Bertrand price competition can be applied to pricing cereal. Image courtesy of ElCapitan on Flickr.
Keywords: Cournot competition; cooperative competition; cartels; mergers; Bertrand competition.
Read the recitation notes, which cover new content that adds to and supplements the material covered in lecture.
Before watching the lecture video, read the course textbook for an introduction to the material covered in this session:
- [R&T] Chapter 11, “The World of Imperfect Competition.”
- [Perloff] Chapter 12, “Pricing and Advertising.” (optional)
This concept quiz covers key vocabulary terms and also tests your intuitive understanding of the material covered in this session. Complete this quiz before moving on to the next session to make sure you understand the concepts required to solve the mathematical and graphical problems that are the basis of this course.
How does the non-cooperative Cournot equilibrium in an oligopoly compare to the equilibrium in a competitive market?

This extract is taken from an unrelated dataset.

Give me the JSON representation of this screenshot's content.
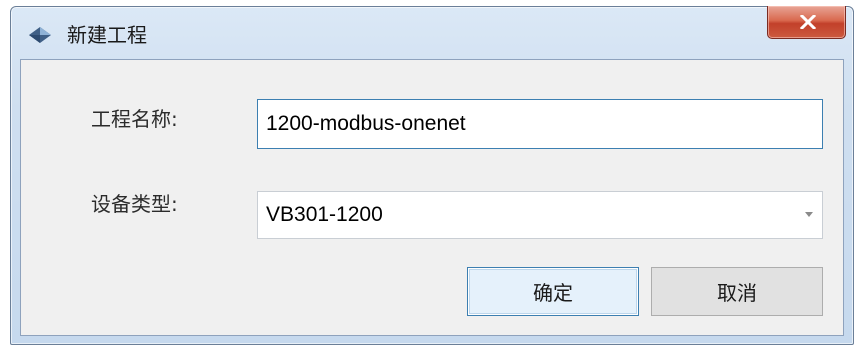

The correct answer is that the non-cooperative Cournot equilibrium results in less output and more profits compared to the competitive equilibrium. Each firm in Cournot equilibrium has some market power, which it exploits to raise profits by lowering the amount of production (and thus raising prices).
As the number of firms in a Cournot equilibrium increases, what happens to the mark-up charged by each firm?

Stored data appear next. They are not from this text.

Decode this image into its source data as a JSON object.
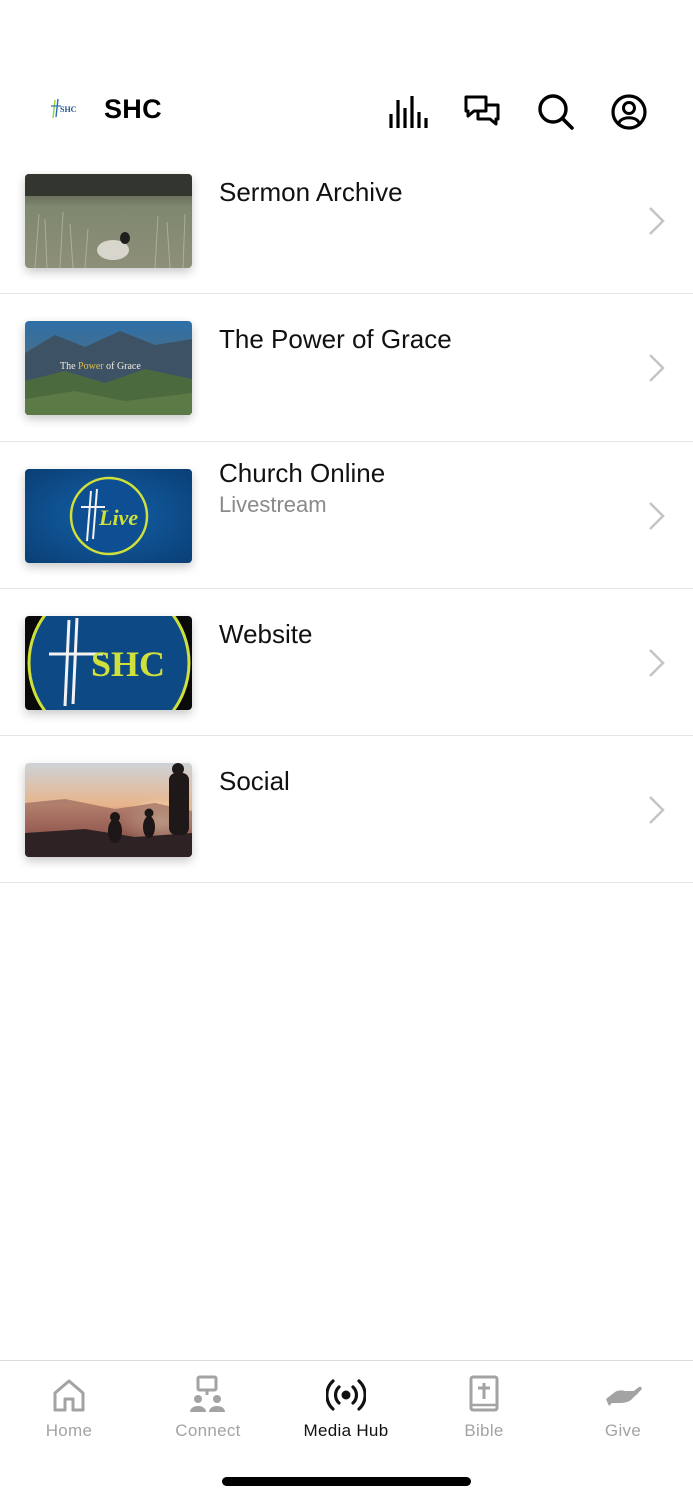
{
  "header": {
    "logo_text": "SHC",
    "title": "SHC",
    "icons": [
      "audio-bars-icon",
      "chat-icon",
      "search-icon",
      "profile-icon"
    ]
  },
  "items": [
    {
      "title": "Sermon Archive",
      "subtitle": "",
      "thumb": "field-with-sheep"
    },
    {
      "title": "The Power of Grace",
      "subtitle": "",
      "thumb": "mountain-landscape",
      "thumb_text": {
        "prefix": "The ",
        "accent": "Power",
        "suffix": " of Grace"
      }
    },
    {
      "title": "Church Online",
      "subtitle": "Livestream",
      "thumb": "live-badge",
      "thumb_text": "Live"
    },
    {
      "title": "Website",
      "subtitle": "",
      "thumb": "shc-badge",
      "thumb_text": "SHC"
    },
    {
      "title": "Social",
      "subtitle": "",
      "thumb": "sunset-hikers"
    }
  ],
  "tabs": [
    {
      "label": "Home",
      "icon": "home-icon",
      "active": false
    },
    {
      "label": "Connect",
      "icon": "connect-icon",
      "active": false
    },
    {
      "label": "Media Hub",
      "icon": "broadcast-icon",
      "active": true
    },
    {
      "label": "Bible",
      "icon": "bible-icon",
      "active": false
    },
    {
      "label": "Give",
      "icon": "give-hand-icon",
      "active": false
    }
  ],
  "colors": {
    "brand_blue": "#0d4a85",
    "brand_lime": "#cfe03a",
    "inactive_tab": "#a3a3a3",
    "divider": "#e6e6e6"
  }
}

The correct answer is that the mark-up charged by each firm in a Cournot equilibrium decreases as the number of firms becomes larger. However, the mark-up will only be equal to zero if the market is perfectly competitive.
In a perfectly competitive market, the price of a good is equal to the marginal cost of producing it. This is also true in another market structure; which one?
The correct answer is Bertrand competition in an oligopoly, or competition on price. Cournot competition is equivalent to competition on quantity, and it does not result in a price set equal to marginal cost. In a monopoly, marginal revenue is set equal to marginal cost.
What is a strategy firms can use to avoid Bertrand competition?
The correct answer is that firms can differentiate their product to avoid Bertrand competition, thus enabling them to set a price that is above marginal cost. Shifting the price does not alter the competitive structure: the firm will still ultimately be required to set the price at marginal cost to remain in the market. In Bertrand competition, it is assumed that firms produce whatever quantity of the good is demanded by consumers, so producing more of the product is not an available option.